En un municipio como Llanes, donde la política local tiene una gran visibilidad social y donde las decisiones del ayuntamiento influyen directamente en cuestiones económicas, turísticas y de servicios, esta dinámica puede trasladarse fácilmente a los plenos municipales y al debate público. Cuando el foco se sitúa en la confrontación entre grupos políticos, la discusión pública tiende a centrarse en quién tiene la responsabilidad de un problema o quién ha actuado peor en el pasado, en lugar de explicar con detalle las propuestas o los documentos técnicos que sustentan las decisiones.
En ese contexto, la percepción ciudadana puede orientarse hacia la idea de que el debate político busca más posicionamiento ante la opinión pública que la resolución efectiva de los asuntos municipales. Por ello, la transparencia en la documentación administrativa, la explicación de los expedientes y el debate sobre las medidas concretas suelen considerarse elementos necesarios para que el debate político vuelva a centrarse en la gestión y en las soluciones prácticas para los vecinos del municipio.
Para terminar el post quiero manifestar que el resultado final de esta forma de hacer política es que los llaniscos terminan asistiendo a un debate público que rara vez se traduce en soluciones claras para los problemas reales del municipio. Gobierno fascista y oposición socialista ocupan el espacio institucional, intervienen en los plenos, presentan discursos y reproches mutuos, pero con demasiada frecuencia el resultado práctico para los ciudadanos es limitado. Mientras tanto, los problemas que afectan a la vida cotidiana del concejo —la gestión del territorio, la movilidad, los servicios públicos o la planificación económica— siguen requiriendo decisiones eficaces, planificación y transparencia.
Cuando la acción política se reduce a la confrontación permanente o a la gestión rutinaria sin explicaciones claras, el sistema municipal pierde parte de su función esencial: representar a los vecinos y administrar los recursos públicos con eficacia. Los cargos públicos existen precisamente para analizar expedientes, explicar decisiones, fiscalizar la gestión y proponer alternativas cuando las políticas no funcionan. Si ese trabajo se sustituye por la repetición de reproches entre bloques políticos o por la ausencia de un debate técnico riguroso, la institución termina alejándose de las necesidades concretas de la ciudadanía.
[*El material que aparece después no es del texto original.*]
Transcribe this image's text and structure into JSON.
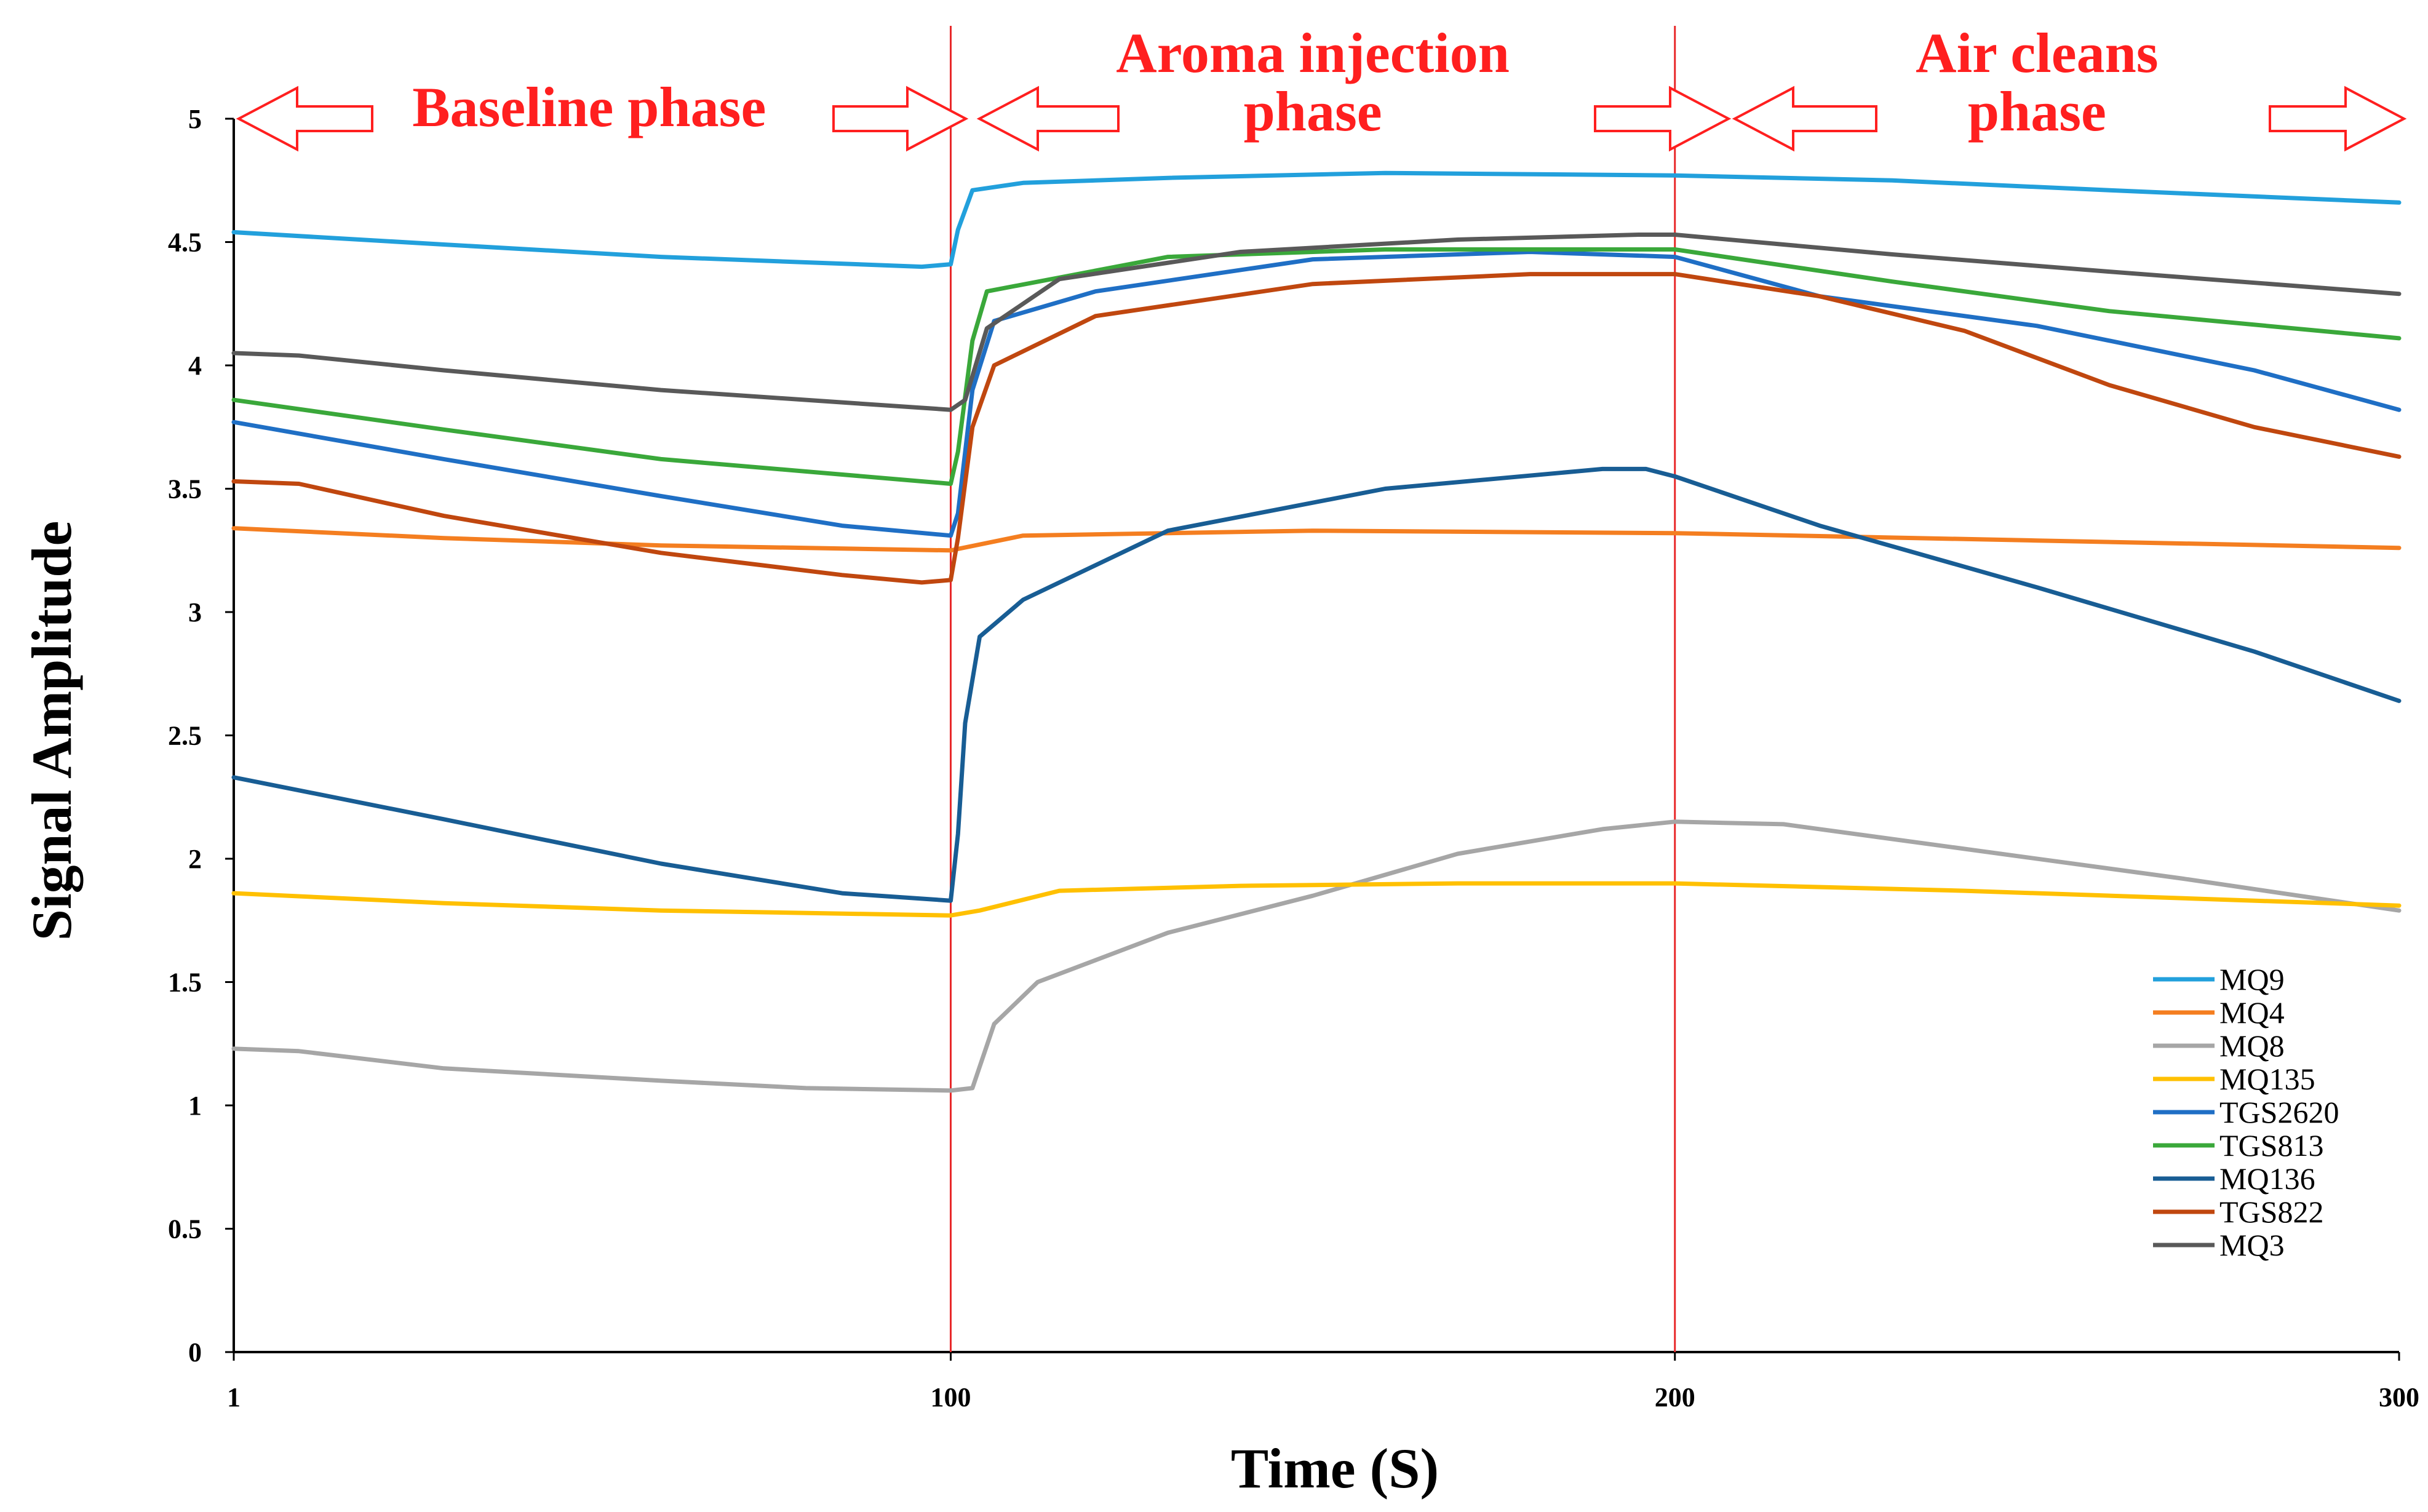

Los vecinos sostienen el funcionamiento del ayuntamiento con sus impuestos y esperan que sus representantes utilicen ese mandato para mejorar el municipio. Cuando el resultado percibido es una política que gira más alrededor de la disputa entre partidos que de la resolución de problemas, se genera una sensación de distancia entre la institución y la ciudadanía. En ese escenario, la exigencia de responsabilidad política, de transparencia en los expedientes y de eficacia en la gestión se convierte en una demanda lógica de quienes esperan que el gobierno y la oposición estén a la altura del papel que ocupan en la administración municipal.
Ya lo dijo George Orwell: “Un pueblo que elige corruptos, impostores, ladrones y traidores no es víctima, es cómplice.”
Posdata: Tras finalizar el pleno de hoy, otro mes más de vacaciones para gobierno y oposición en su infausta gestión municipal con los intereses de los llaniscos.